Skip to content

Index format

format format

This section documents the txtai index format. Each component is designed to ensure open access to the underlying data in a programmatic and platform independent way

If an underlying library has an index format, that is used. Otherwise, txtai persists content with MessagePack serialization.

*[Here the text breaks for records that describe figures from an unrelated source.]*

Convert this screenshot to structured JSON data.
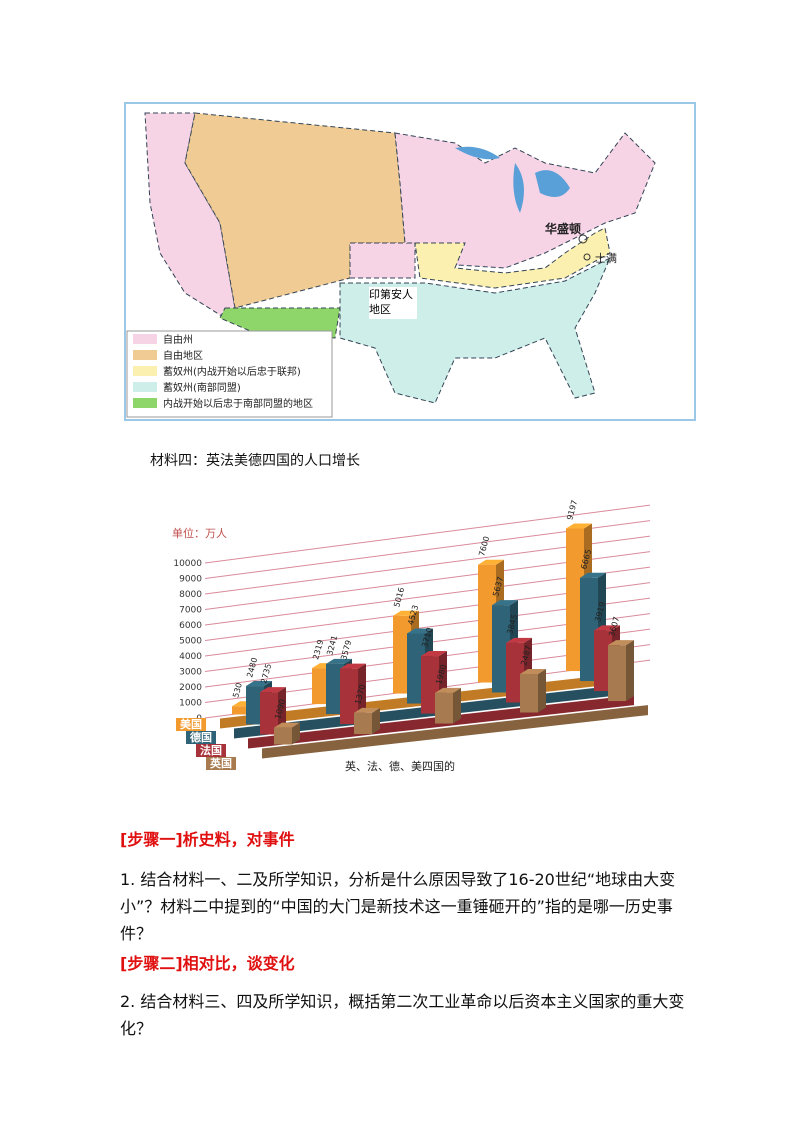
{
  "map": {
    "labels": [
      "华盛顿",
      "士满",
      "印第安人地区"
    ],
    "legend": [
      {
        "label": "自由州",
        "color": "#f7d3e6"
      },
      {
        "label": "自由地区",
        "color": "#f0cb94"
      },
      {
        "label": "蓄奴州(内战开始以后忠于联邦)",
        "color": "#fbf0b0"
      },
      {
        "label": "蓄奴州(南部同盟)",
        "color": "#cdeee9"
      },
      {
        "label": "内战开始以后忠于南部同盟的地区",
        "color": "#8ed66a"
      }
    ]
  },
  "caption": "材料四：英法美德四国的人口增长",
  "chart_data": {
    "type": "bar3d",
    "unit_label": "单位：万人",
    "caption": "英、法、德、美四国的",
    "ylim": [
      0,
      10000
    ],
    "yticks": [
      0,
      1000,
      2000,
      3000,
      4000,
      5000,
      6000,
      7000,
      8000,
      9000,
      10000
    ],
    "series": [
      {
        "name": "美国",
        "color": "#f39a2e",
        "values": [
          530,
          2319,
          5016,
          7600,
          9197
        ]
      },
      {
        "name": "德国",
        "color": "#2f6478",
        "values": [
          2480,
          3241,
          4523,
          5637,
          6665
        ]
      },
      {
        "name": "法国",
        "color": "#a8323a",
        "values": [
          2735,
          3579,
          3710,
          3845,
          3919
        ]
      },
      {
        "name": "英国",
        "color": "#a77b4f",
        "values": [
          1090,
          1370,
          1980,
          2487,
          3607
        ]
      }
    ]
  },
  "sections": [
    {
      "heading": "[步骤一]析史料，对事件",
      "text": "1. 结合材料一、二及所学知识，分析是什么原因导致了16-20世纪“地球由大变小”？材料二中提到的“中国的大门是新技术这一重锤砸开的”指的是哪一历史事件？"
    },
    {
      "heading": "[步骤二]相对比，谈变化",
      "text": "2. 结合材料三、四及所学知识，概括第二次工业革命以后资本主义国家的重大变化？"
    }
  ]
}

To learn more about how these components work together, read the Index Guide and Query Guide.

ANN

Approximate Nearest Neighbor (ANN) index configuration for storing vector embeddings.

Component Storage Format
Faiss Local file format provided by library
Hnswlib Local file format provided by library
Annoy Local file format provided by library
NumPy Local NumPy array files via np.save / np.load
Postgres via pgvector Vector tables in a Postgres database

Core

Core embeddings index files.

Component Storage Format
Configuration Embeddings index configuration stored as JSON
Index Ids Embeddings index ids serialized with MessagePack. Only enabled when when content storage (database) is disabled.

Database

Databases store metadata, text and binary content.

Component Storage Format
SQLite Local database files with SQLite
DuckDB Local database files with DuckDB
Postgres Postgres relational database via SQLAlchemy. Supports additional databases via this library.

Graph

Graph nodes and edges for an embeddings index

Component Storage Format
NetworkX Nodes and edges exported to local file serialized with MessagePack
Postgres Nodes and edges stored in a Postgres database. Supports additional databases.

Scoring

Sparse/keyword indexing

Component Storage Format
Local index Metadata serialized with MessagePack. Terms stored in SQLite.
Postgres Text indexed with Postgres Full Text Search (FTS)